Levin Opening Statement at Markup of Selected Tax Provisions

Levin Opening Statement at Markup of Selected Tax Provisions

The following press release was published by the U.S. Congress Committee on Ways and Means on May 29, 2014. It is reproduced in full below.

A month ago, Republicans on this committee voted to add $310 billion to the deficit by making permanent six separate tax provisions. Today, they will nearly double that number - adding another $287 billion to the deficit - with a vote on a single tax provision that not only was never meant to be permanent, but one that loses its effectiveness when made so.

I and many of my colleagues have and continue to support a temporary extension of bonus depreciation because it provides capital intensive businesses with an incentive to invest in new equipment now, allowing them to write off the cost at a faster rate than normal.

It is called bonus depreciation for just that reason.

But what the majority is doing today completely eliminates that incentive. Indeed, the Congressional Research Service notes that the measure’s “temporary nature is critical to its effectiveness." What’s more, making it permanent contradicts the Republican Tax Reform draft, which in February proposed repealing the measure entirely.

As CRS noted: “Moving to permanent bonus depreciation is inconsistent with … Chairman Camp’s proposal."

The last decade highlights the temporary nature of this policy. It was put in place during the recession at the early part of the last decade before being allowed to expire in 2005 as the economy improved. In 2008, as a new, deeper recession took hold, the policy was put in place again.

Without an offset, the $287 billion price tag would bring the total that this committee has voted to add to the deficit in the last month to $600 billion. That’s not only more than the entire federal deficit this year, it is greater than all non-defense domestic discretionary spending in 2014.

In moving forward with a permanent extension of a select group of tax extenders, the Majority is once again leaving to an increasingly uncertain fate provisions like the Work Opportunity Tax Credit, the American Opportunity Tax Credit, the New Markets Tax Credit, the Mortgage Relief Debt Forgiveness and the renewable energy tax credits, as well as the long-range status of the EITC and the Child Tax Credit.

And that is not to mention their complete inaction on federal unemployment insurance, which has now been cut off to nearly three million Americans who are desperately searching for work. The cost of extending bonus depreciation could pay for a full year extension of benefits 10 times over.

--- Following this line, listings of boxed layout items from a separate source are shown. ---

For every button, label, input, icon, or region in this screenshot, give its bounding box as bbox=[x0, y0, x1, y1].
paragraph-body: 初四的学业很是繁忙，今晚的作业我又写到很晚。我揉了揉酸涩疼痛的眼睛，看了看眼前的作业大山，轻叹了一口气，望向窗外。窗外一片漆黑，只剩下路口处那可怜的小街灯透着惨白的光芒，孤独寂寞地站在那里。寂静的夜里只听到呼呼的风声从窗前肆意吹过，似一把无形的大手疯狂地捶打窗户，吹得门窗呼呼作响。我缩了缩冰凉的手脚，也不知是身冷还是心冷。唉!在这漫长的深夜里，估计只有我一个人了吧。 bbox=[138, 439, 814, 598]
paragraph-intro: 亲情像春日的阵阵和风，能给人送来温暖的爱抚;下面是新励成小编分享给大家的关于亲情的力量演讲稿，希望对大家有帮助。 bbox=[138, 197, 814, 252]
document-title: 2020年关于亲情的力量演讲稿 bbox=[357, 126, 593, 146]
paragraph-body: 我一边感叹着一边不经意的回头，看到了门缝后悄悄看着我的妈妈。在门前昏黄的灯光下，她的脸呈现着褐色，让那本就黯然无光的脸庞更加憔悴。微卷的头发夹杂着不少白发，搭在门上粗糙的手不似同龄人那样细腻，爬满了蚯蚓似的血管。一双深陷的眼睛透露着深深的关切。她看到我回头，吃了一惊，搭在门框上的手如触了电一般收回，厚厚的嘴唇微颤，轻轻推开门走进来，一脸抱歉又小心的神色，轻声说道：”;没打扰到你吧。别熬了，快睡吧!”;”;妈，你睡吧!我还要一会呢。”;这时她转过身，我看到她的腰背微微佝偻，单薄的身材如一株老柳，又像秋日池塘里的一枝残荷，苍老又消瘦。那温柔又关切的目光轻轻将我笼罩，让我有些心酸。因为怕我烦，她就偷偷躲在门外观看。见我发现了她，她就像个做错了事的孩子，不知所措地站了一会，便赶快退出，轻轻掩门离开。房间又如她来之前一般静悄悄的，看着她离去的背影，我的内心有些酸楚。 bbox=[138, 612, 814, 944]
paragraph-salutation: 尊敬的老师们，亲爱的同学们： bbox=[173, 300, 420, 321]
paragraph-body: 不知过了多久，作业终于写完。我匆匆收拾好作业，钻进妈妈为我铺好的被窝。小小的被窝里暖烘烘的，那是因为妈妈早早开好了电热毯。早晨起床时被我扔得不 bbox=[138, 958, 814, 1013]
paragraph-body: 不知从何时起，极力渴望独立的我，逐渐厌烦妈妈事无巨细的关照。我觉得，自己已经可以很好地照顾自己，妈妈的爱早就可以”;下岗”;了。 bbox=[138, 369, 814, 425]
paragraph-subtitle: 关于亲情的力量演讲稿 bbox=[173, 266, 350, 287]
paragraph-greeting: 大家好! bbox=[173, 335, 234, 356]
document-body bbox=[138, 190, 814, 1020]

The Majority has cloaked the extension of bonus depreciation within a package of important tax incentives that support charities and the good work they do in our communities. Indeed, I co-authored alongside Congressman Gerlach the bill to extend the deduction for food inventory donations. But we are not here today basically to debate the good works of charities, or nutrition programs or conservation across this country. There is agreement about their significance, but it is a mistake to approach them in a way that makes provisions permanent without consideration of their place in a broader framework and with reckless disregard for their cost and their impact on other provisions, especially at a time of immense pressures on non-defense discretionary programs.